Poincar\'e Gauge Theory With Coupled Even And Odd Parity Dynamic Spin-0 Modes: Dynamic Equations For Isotropic Bianchi Cosmologies

TL;DR

This paper explores a novel Poincaré gauge gravity model with coupled spin-0 modes in isotropic cosmologies, deriving equations and demonstrating observable effects of parity coupling through numerical simulations.

Contribution

It introduces a new gravity model with coupled parity modes and derives the corresponding dynamical equations for isotropic Bianchi cosmologies.

Findings

Effective Lagrangian and Hamiltonian derived for the model

First order dynamical equations compatible with FLRW models

Numerical simulations show effects of parity coupling

Abstract

We are investigating the dynamics of a new Poincar\'e gauge theory of gravity model, which has cross coupling between the spin-0$^+$ and spin-0$^-$ modes. To this end we here consider a very appropriate situation---homogeneous-isotropic cosmologies---which is relatively simple, and yet all the modes have non-trivial dynamics which reveals physically interesting and possibly observable results.

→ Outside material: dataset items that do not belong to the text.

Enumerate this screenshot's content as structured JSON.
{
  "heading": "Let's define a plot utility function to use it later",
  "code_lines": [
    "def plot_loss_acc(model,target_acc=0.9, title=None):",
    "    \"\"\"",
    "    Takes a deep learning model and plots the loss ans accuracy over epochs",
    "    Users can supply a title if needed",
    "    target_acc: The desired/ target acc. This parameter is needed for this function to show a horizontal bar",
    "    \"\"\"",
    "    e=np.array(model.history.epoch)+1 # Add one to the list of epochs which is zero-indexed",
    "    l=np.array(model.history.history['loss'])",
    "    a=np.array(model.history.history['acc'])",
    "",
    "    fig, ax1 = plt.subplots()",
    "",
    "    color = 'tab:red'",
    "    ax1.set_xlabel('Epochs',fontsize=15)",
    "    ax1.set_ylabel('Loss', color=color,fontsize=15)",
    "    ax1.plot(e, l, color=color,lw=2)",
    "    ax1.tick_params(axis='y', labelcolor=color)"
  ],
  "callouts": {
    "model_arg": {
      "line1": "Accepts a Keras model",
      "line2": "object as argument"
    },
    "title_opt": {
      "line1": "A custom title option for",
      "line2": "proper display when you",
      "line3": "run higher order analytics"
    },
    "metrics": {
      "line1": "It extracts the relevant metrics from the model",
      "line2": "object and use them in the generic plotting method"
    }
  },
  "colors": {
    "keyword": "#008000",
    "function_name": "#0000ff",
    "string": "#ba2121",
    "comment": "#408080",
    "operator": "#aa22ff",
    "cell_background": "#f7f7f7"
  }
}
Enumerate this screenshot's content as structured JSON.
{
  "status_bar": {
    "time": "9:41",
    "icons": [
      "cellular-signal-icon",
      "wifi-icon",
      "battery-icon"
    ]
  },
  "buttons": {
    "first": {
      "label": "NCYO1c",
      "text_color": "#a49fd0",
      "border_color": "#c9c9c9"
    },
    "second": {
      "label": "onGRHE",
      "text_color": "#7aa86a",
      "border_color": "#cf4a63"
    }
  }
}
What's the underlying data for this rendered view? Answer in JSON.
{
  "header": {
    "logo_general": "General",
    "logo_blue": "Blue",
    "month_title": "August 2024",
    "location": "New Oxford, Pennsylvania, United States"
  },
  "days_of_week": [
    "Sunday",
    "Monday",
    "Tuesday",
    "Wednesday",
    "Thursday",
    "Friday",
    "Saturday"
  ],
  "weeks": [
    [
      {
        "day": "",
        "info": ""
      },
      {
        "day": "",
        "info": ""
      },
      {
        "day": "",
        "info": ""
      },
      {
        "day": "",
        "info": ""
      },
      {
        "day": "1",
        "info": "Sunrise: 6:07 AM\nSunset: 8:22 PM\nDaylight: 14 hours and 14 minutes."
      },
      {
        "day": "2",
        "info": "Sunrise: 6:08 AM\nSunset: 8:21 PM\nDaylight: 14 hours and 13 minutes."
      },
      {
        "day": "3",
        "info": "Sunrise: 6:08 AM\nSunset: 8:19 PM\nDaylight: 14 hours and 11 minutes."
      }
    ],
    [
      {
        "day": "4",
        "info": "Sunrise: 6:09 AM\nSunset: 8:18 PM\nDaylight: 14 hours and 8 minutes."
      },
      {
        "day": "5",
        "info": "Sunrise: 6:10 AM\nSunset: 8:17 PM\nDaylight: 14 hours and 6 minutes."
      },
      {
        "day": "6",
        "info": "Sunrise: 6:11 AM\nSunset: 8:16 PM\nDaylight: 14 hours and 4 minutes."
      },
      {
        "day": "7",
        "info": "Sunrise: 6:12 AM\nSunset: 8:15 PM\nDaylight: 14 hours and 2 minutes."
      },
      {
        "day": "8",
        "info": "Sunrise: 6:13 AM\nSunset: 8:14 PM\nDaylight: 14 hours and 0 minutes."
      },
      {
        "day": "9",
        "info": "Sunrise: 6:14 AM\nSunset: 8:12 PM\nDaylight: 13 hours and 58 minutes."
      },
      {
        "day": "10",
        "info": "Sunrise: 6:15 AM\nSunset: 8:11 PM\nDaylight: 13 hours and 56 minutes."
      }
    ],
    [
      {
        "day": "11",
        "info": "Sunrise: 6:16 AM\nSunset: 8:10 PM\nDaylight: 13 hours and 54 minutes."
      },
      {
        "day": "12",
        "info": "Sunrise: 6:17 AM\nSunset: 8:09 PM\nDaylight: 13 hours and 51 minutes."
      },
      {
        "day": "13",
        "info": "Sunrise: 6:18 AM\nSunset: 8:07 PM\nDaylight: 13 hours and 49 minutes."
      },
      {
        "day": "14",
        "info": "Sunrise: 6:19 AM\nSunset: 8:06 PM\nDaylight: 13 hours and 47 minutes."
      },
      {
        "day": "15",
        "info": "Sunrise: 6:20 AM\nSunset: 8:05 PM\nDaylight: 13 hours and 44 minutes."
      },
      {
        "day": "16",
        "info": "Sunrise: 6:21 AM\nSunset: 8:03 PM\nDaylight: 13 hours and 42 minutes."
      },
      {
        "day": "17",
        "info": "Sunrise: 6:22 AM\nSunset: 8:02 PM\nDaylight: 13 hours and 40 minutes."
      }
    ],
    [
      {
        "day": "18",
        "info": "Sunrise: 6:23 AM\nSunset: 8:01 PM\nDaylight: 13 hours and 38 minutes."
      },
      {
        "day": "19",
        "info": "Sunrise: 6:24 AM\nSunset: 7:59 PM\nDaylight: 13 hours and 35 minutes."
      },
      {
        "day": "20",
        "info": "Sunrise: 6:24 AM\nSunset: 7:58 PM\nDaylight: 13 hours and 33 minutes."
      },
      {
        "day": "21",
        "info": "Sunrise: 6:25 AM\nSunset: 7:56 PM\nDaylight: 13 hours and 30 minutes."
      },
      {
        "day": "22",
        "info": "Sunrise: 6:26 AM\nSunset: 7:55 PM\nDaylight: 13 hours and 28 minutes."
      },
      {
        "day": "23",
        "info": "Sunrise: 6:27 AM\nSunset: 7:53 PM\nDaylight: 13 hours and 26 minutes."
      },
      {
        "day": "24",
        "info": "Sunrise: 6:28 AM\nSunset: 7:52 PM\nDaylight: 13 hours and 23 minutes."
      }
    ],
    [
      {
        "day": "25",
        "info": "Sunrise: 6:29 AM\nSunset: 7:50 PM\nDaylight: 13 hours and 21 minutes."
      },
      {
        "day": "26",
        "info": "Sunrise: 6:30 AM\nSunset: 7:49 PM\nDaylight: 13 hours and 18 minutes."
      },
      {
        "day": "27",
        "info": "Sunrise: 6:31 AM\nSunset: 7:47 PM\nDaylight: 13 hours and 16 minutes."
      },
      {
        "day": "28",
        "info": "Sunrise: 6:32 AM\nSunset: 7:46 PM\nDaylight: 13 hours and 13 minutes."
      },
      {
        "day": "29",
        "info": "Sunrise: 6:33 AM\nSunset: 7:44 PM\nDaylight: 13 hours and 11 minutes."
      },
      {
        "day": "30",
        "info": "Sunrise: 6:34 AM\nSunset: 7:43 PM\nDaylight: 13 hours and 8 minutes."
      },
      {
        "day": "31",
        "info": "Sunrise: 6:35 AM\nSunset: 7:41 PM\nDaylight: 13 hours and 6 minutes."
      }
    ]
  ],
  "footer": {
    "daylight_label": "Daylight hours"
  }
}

More specifically we consider manifestly isotropic Bianchi class A cosmologies; for this case we find an effective Lagrangian and Hamiltonian for the dynamical system. The Lagrange equations for these models lead to a set of first order equations that are compatible with those found for the FLRW models and provide a foundation for further investigations. Typical numerical evolution of these equations shows the expected effects of the cross parity coupling.